The apartment exchange isn’t for everyone, of course. Skeptics and deeply private individuals might think twice. Much depends on the process–the more e-mails and phone calls and digital photos that can be exchanged between the “swapees,” the better. An in-person meeting, if possible, can do wonders to soothe worries.
– Swap similar apartments, or at least be conscious of the differences. New Yorkers and Parisians are particularly well-suited for apartment exchanges. Both are used to apartments that are small and old (meaning not everything works). Someone used to suburban living or a modern apartment may find it to be a bigger adjustment.
– Give yourself extra time to pack. You’ll need time to tidy your place for your visitor. Plus, you might want to stash any valuables or personal records in a safe spot, such as a trusted friend’s home. Take time to leave out fresh linens or towels, if that’s part of the agreement.
– Leave a list of emergency numbers and other useful information. Indicate the location of the fuse box, the kitchen fire extinguisher, the extra set of keys. Put together a list of rules for use of the apartment. Get approval from your landlord about the exchange, if necessary.
– Expect a few surprises, especially when changing apartments abroad.

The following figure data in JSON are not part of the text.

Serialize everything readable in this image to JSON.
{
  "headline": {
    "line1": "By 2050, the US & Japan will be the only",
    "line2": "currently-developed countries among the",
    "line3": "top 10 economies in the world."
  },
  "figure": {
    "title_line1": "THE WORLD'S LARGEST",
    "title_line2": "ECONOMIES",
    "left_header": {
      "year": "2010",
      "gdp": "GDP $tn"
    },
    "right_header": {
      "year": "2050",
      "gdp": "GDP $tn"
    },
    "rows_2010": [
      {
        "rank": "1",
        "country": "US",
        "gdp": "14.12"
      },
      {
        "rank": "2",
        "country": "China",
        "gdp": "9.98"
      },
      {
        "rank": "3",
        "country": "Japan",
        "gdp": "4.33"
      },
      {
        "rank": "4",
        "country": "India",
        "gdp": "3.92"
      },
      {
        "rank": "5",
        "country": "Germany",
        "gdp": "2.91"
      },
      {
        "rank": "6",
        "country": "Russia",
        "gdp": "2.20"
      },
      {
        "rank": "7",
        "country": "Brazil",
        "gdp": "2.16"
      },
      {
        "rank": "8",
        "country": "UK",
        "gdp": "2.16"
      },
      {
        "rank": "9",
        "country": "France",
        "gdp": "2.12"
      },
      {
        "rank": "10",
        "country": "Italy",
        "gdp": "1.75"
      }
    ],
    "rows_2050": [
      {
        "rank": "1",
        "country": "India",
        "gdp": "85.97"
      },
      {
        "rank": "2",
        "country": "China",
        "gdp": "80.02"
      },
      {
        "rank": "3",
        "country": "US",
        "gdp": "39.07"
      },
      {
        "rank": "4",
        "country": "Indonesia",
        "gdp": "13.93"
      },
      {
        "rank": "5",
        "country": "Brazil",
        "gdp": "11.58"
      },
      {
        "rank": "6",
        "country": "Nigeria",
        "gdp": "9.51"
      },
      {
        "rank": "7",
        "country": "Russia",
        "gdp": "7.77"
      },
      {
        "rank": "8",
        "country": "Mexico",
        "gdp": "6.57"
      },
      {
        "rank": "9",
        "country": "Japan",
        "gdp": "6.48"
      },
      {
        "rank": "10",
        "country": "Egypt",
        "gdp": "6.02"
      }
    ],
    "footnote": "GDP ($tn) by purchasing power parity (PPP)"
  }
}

There are many great mysteries in Europe, including Stonehenge and the ubiquitous hand-held shower. Doors with giant, unmovable knobs in the center may be tough to open for the uninitiated. In Paris, many residential buildings have a multi-digit door code a visitor must find out in advance to gain entry to the lobby and building directory.
– Don’t be afraid to ask. In my situation, Amelie in Paris wanted to make sure I had air conditioning, because she remembered a miserably hot summer she had spent in New York without it. I installed an extra AC before I left. (When I asked if she had AC, she replied by e-mail: “No one in Paris has AC.” But she assured me I wouldn’t need it because of the windy conditions–and I’ve been fine without it.)